Don Américo, experto en lidiar con gente extranjera, aparta al Zacarías de la mesa de negociación y le dice al chino, mostrándole un fajo de billetes:

—¿Ta sicuro vó, chinitto cara e torta, que non tené un gato bianco en la cuchina?

A Li Chuan se le ilumina la cara cuando ve tanto billete de veinte pesos. Con un silbido finito lo llama a su hermano Joo Chuan, que llega corriendo despacio, como todos los chinitos.

—关于这些白痴是什么  —dice el recién llegado Joo. 

—希望猫 —responde el chino Li Chuan mirándonos de costado como si fuéramos vietnamitas.

—我喜欢坏 —se alegra Joo, y le aconseja a Li—: 去骗这些 伤心的美国.

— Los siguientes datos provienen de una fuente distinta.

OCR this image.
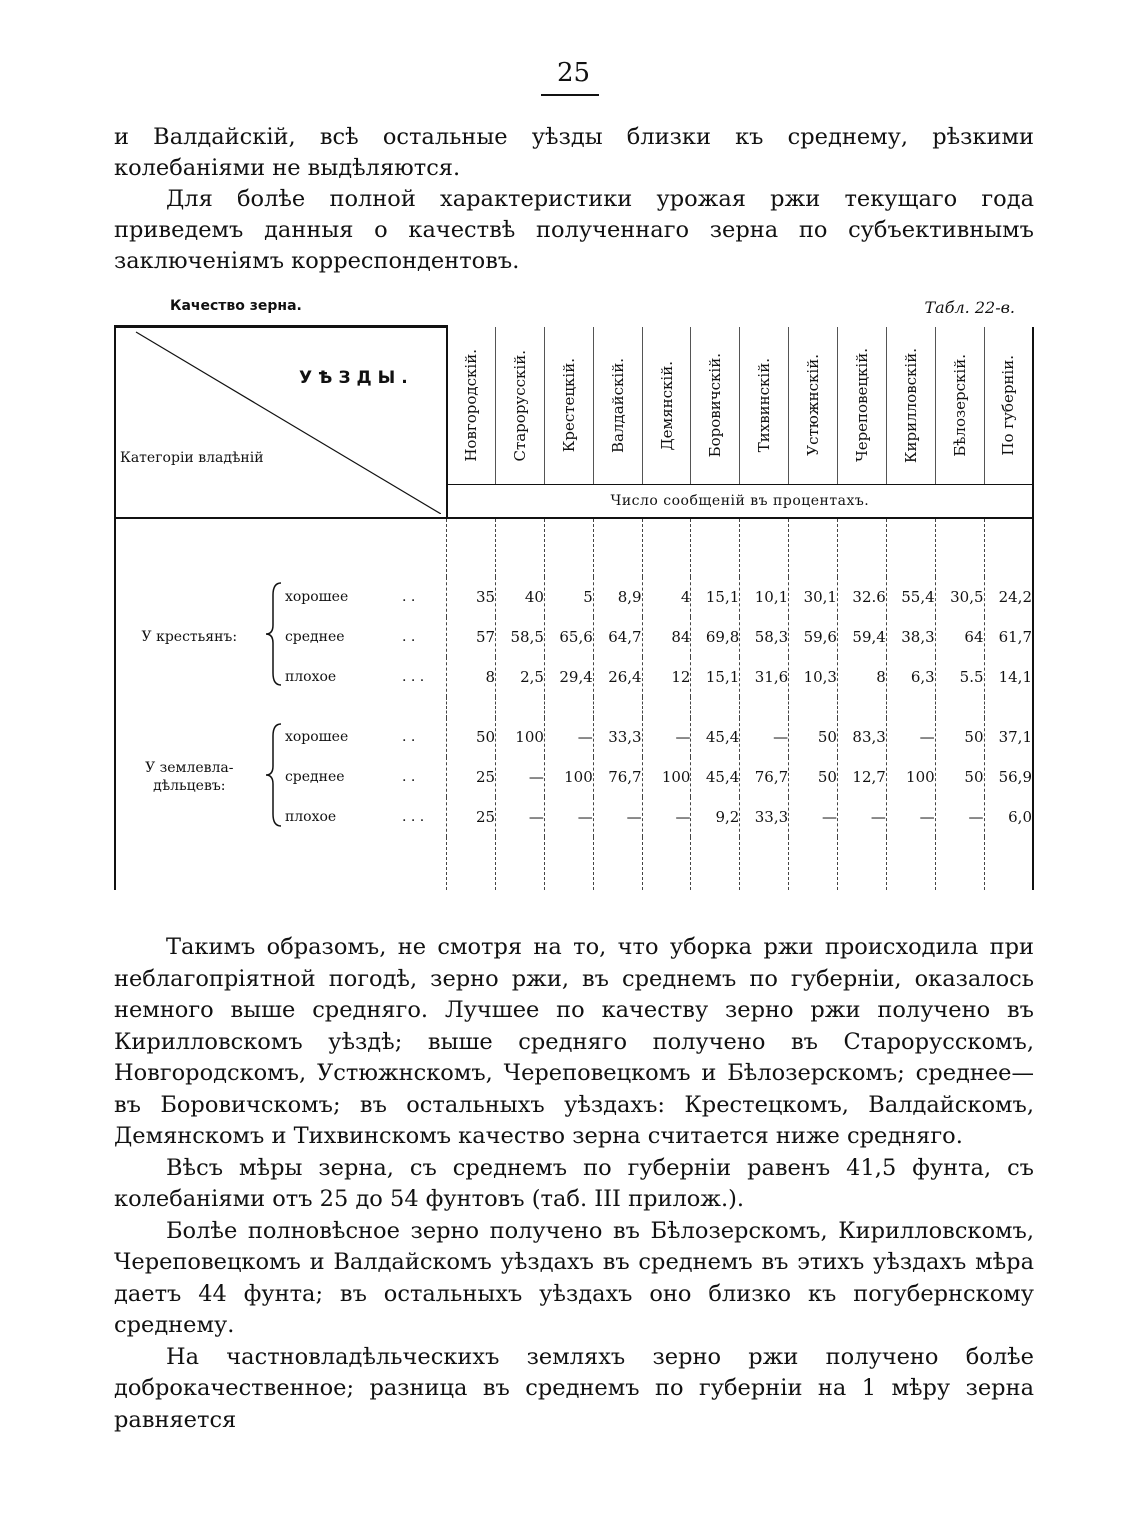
25

и Валдайскій, всѣ остальные уѣзды близки къ среднему, рѣзкими колебаніями не выдѣляются.

Для болѣе полной характеристики урожая ржи текущаго года приведемъ данныя о качествѣ полученнаго зерна по субъективнымъ заключеніямъ корреспондентовъ.

Качество зерна.	Табл. 22-в.
УѢЗДЫ.
Категоріи владѣній				Новгородскій.	Старорусскій.	Крестецкій.	Валдайскій.	Демянскій.	Боровичскій.	Тихвинскій.	Устюжнскій.	Череповецкій.	Кирилловскій.	Бѣлозерскій.	По губерніи.

				Число сообщеній въ процентахъ.											

У крестьянъ:		хорошее	. .	35	40	5	8,9	4	15,1	10,1	30,1	32.6	55,4	30,5	24,2
		среднее	. .	57	58,5	65,6	64,7	84	69,8	58,3	59,6	59,4	38,3	64	61,7
		плохое	. . .	8	2,5	29,4	26,4	12	15,1	31,6	10,3	8	6,3	5.5	14,1

У землевла-
дѣльцевъ:		хорошее	. .	50	100	—	33,3	—	45,4	—	50	83,3	—	50	37,1
		среднее	. .	25	—	100	76,7	100	45,4	76,7	50	12,7	100	50	56,9
		плохое	. . .	25	—	—	—	—	9,2	33,3	—	—	—	—	6,0

Такимъ образомъ, не смотря на то, что уборка ржи происходила при неблагопріятной погодѣ, зерно ржи, въ среднемъ по губерніи, оказалось немного выше средняго. Лучшее по качеству зерно ржи получено въ Кирилловскомъ уѣздѣ; выше средняго получено въ Старорусскомъ, Новгородскомъ, Устюжнскомъ, Череповецкомъ и Бѣлозерскомъ; среднее—въ Боровичскомъ; въ остальныхъ уѣздахъ: Крестецкомъ, Валдайскомъ, Демянскомъ и Тихвинскомъ качество зерна считается ниже средняго.

Вѣсъ мѣры зерна, съ среднемъ по губерніи равенъ 41,5 фунта, съ колебаніями отъ 25 до 54 фунтовъ (таб. III прилож.).

Болѣе полновѣсное зерно получено въ Бѣлозерскомъ, Кирилловскомъ, Череповецкомъ и Валдайскомъ уѣздахъ въ среднемъ въ этихъ уѣздахъ мѣра даетъ 44 фунта; въ остальныхъ уѣздахъ оно близко къ погубернскому среднему.

На частновладѣльческихъ земляхъ зерно ржи получено болѣе доброкачественное; разница въ среднемъ по губерніи на 1 мѣру зерна равняется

El chino se mete adentro y regresa con el Cantinflas metido en una bolsa de supermercado. —¡Cantinflas! —grito yo emocionada—. ¡Estás vivo! —Pst, no tocal gato —dice el chino Chuan—. Nosotlos vendel felino pol cien peso. Taca taca. No cheque, no taljeta, no cuota.

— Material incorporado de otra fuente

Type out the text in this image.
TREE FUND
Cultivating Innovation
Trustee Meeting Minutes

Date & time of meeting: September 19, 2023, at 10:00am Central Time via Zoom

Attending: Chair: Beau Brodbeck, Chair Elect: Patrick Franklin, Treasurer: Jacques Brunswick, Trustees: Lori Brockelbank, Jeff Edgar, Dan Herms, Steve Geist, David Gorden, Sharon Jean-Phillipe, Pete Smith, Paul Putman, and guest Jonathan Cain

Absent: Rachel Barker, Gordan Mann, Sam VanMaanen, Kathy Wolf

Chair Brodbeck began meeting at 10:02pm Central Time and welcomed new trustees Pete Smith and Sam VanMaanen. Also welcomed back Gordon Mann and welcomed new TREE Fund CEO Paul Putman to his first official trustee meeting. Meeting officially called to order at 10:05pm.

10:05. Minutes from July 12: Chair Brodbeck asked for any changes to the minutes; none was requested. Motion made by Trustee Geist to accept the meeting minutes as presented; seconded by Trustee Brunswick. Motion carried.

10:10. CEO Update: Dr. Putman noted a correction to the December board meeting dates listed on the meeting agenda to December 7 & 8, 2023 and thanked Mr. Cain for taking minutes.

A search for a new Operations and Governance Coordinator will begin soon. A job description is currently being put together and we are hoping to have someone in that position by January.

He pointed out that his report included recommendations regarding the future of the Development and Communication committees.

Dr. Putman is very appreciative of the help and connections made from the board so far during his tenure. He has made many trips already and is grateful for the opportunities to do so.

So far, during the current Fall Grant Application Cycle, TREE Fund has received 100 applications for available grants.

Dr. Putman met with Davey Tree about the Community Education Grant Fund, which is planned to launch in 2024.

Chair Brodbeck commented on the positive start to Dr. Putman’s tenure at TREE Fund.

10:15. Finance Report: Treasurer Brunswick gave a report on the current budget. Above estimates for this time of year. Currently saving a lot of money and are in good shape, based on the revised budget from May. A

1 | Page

—¡Fatto! —dice mi suegro, y le da la plata al chino. Este, a su vez, entrega el gato y cuenta los billetes.

Cuando nos estábamos yendo, el chino vuelve a llamar a mi suegro (no debió haberlo hecho, ahora seguro está arrepentido):

—¡Señol…, anciano! —dice—. Un segundo pol favol. Nos acercamos otra vez. Don Américo pregunta secamente:

—¿Qué queré, chinitto culo sucio?

Y entonces el chino, cavando su propia fosa, señala al Caio:

—¿El enanito está a la venta, señol?

No hubo manera de frenar a mi hijo. El Caio —herido en su orgullo— se abalanzó sobre el acróbata al grito de «¡japonés culo al revés!». Yo no sé cuántas costillas puede tener un chino, pero el nene se las rompió todas.